The best portrait I have seen of Wilde is one in my possession which has never been published. It was taken when he was the guest of the late Lady Palmer (then Mrs. Walter Palmer), with whom I had at the time some acquaintance. She was a close friend of Wilde (who christened her “Moonbeam”) and of George Meredith (whom she sometimes half-seriously, half-playfully spoke of as “The Master”). In the portrait, Lady Palmer is seated with Meredith, Mrs. Jopling Rowe being seated on her right and Mr. H. B. Irving on her left. Behind Meredith’s chair stands Wilde with Miss Meredith (afterwards Mrs. Julian Sturgis), Sir J. Forbes-Robertson, and I think Mr. David Bisham on his right. The portrait of Wilde, if grave, is frank, untroubled, and attractive, for, when he chose to be serious, the large lines of his face and features sobered into a repose and into a massiveness which were not without dignity. Too often, however, Dignity suddenly let fall her cloak, and Vanity, naked and unashamed, was revealed in her place.

Yet there is this to be said of Wilde’s vanity, that its very nakedness was its best excuse. A loin-cloth, a fig-leaf would have offended, but it was so artlessly naked that one merely smiled and passed on. Moreover, it was never a jealous or a malicious vanity.

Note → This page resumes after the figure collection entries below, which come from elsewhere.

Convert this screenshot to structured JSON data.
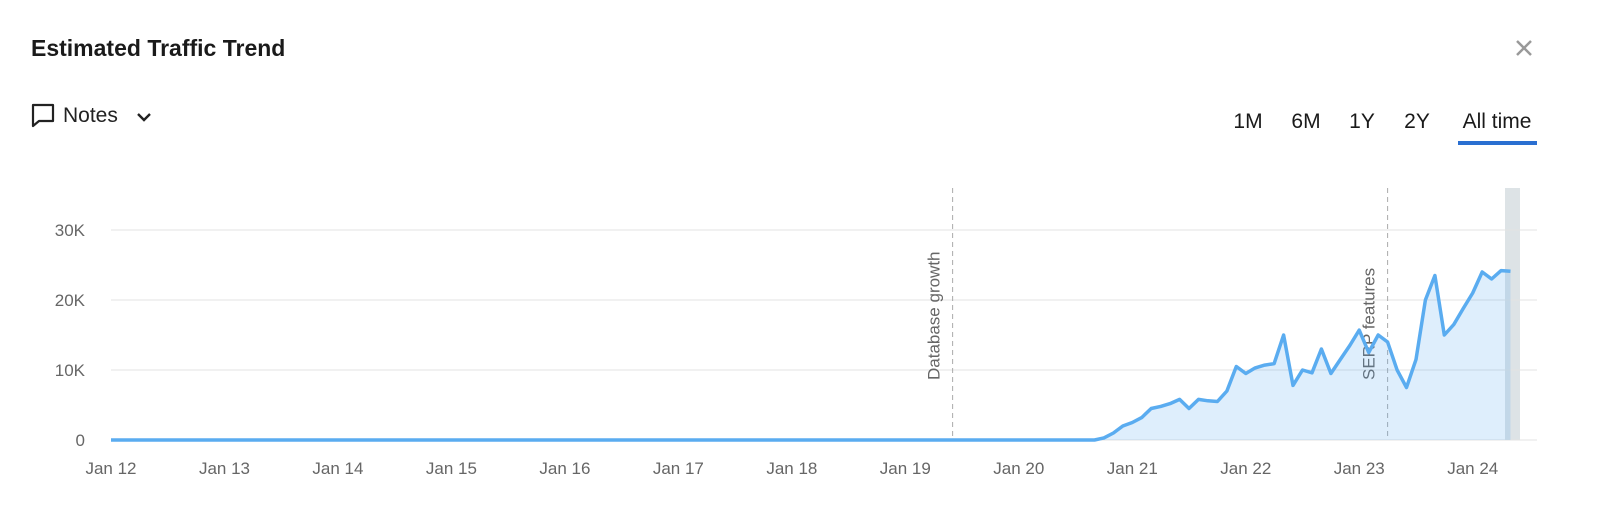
{
  "header": {
    "title": "Estimated Traffic Trend"
  },
  "notes": {
    "label": "Notes"
  },
  "ranges": [
    {
      "label": "1M"
    },
    {
      "label": "6M"
    },
    {
      "label": "1Y"
    },
    {
      "label": "2Y"
    },
    {
      "label": "All time",
      "active": true
    }
  ],
  "chart_data": {
    "type": "area",
    "x": [
      "2012-01",
      "2020-09",
      "2020-10",
      "2020-11",
      "2020-12",
      "2021-01",
      "2021-02",
      "2021-03",
      "2021-04",
      "2021-05",
      "2021-06",
      "2021-07",
      "2021-08",
      "2021-09",
      "2021-10",
      "2021-11",
      "2021-12",
      "2022-01",
      "2022-02",
      "2022-03",
      "2022-04",
      "2022-05",
      "2022-06",
      "2022-07",
      "2022-08",
      "2022-09",
      "2022-10",
      "2022-11",
      "2022-12",
      "2023-01",
      "2023-02",
      "2023-03",
      "2023-04",
      "2023-05",
      "2023-06",
      "2023-07",
      "2023-08",
      "2023-09",
      "2023-10",
      "2023-11",
      "2023-12",
      "2024-01",
      "2024-02",
      "2024-03",
      "2024-04",
      "2024-05"
    ],
    "series": [
      {
        "color": "#5aacf0",
        "values": [
          0,
          0,
          300,
          1000,
          2000,
          2500,
          3200,
          4500,
          4800,
          5200,
          5800,
          4500,
          5800,
          5600,
          5500,
          7000,
          10500,
          9500,
          10300,
          10700,
          10900,
          15000,
          7800,
          10000,
          9600,
          13000,
          9500,
          11500,
          13500,
          15700,
          12500,
          15000,
          14000,
          10000,
          7500,
          11500,
          20000,
          23500,
          15000,
          16500,
          18800,
          21000,
          24000,
          23000,
          24200,
          24100
        ]
      }
    ],
    "xlim": [
      "2012-01",
      "2024-06"
    ],
    "xticks": [
      {
        "value": "2012-01",
        "label": "Jan 12"
      },
      {
        "value": "2013-01",
        "label": "Jan 13"
      },
      {
        "value": "2014-01",
        "label": "Jan 14"
      },
      {
        "value": "2015-01",
        "label": "Jan 15"
      },
      {
        "value": "2016-01",
        "label": "Jan 16"
      },
      {
        "value": "2017-01",
        "label": "Jan 17"
      },
      {
        "value": "2018-01",
        "label": "Jan 18"
      },
      {
        "value": "2019-01",
        "label": "Jan 19"
      },
      {
        "value": "2020-01",
        "label": "Jan 20"
      },
      {
        "value": "2021-01",
        "label": "Jan 21"
      },
      {
        "value": "2022-01",
        "label": "Jan 22"
      },
      {
        "value": "2023-01",
        "label": "Jan 23"
      },
      {
        "value": "2024-01",
        "label": "Jan 24"
      }
    ],
    "ylim": [
      0,
      36000
    ],
    "yticks": [
      0,
      {
        "value": 10000,
        "label": "10K"
      },
      {
        "value": 20000,
        "label": "20K"
      },
      {
        "value": 30000,
        "label": "30K"
      }
    ],
    "grid": true,
    "annotations": [
      {
        "x": "2019-06",
        "label": "Database growth"
      },
      {
        "x": "2023-04",
        "label": "SERP features"
      }
    ]
  }
}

It was so occupied in admiring itself in the mirror that the smile on its face was never distorted into a scowl at sight of another’s success. Wilde’s vanity, I repeat, was as entirely free from venom as was his wit. No one’s comments on society, on the men and women he met, the authors he read, were more incisive or more caustic, but I remember none in which the thought was slanderous or the intention spiteful.

A propos of Wilde’s vanity, here is a story told me long ago by Lieutenant-Colonel Spencer, who then held a post of some sort in connection with the Masters in Lunacy. Visiting the Zoological Gardens one day—in his private capacity, I assume, not in connection with the Lunacy Commission—he entered the Monkey House. Within the big cement wire enclosure a certain liveliness—the war phrase seems to have come to stay—was evident. What it was all about Colonel Spencer did not know, but with one exception the occupants were very excited, leaping wildly from end to end of the cage, and from top to bottom, jabbering, groaning, snarling, emitting shrill shrieks of terror or hoarse howls of rage.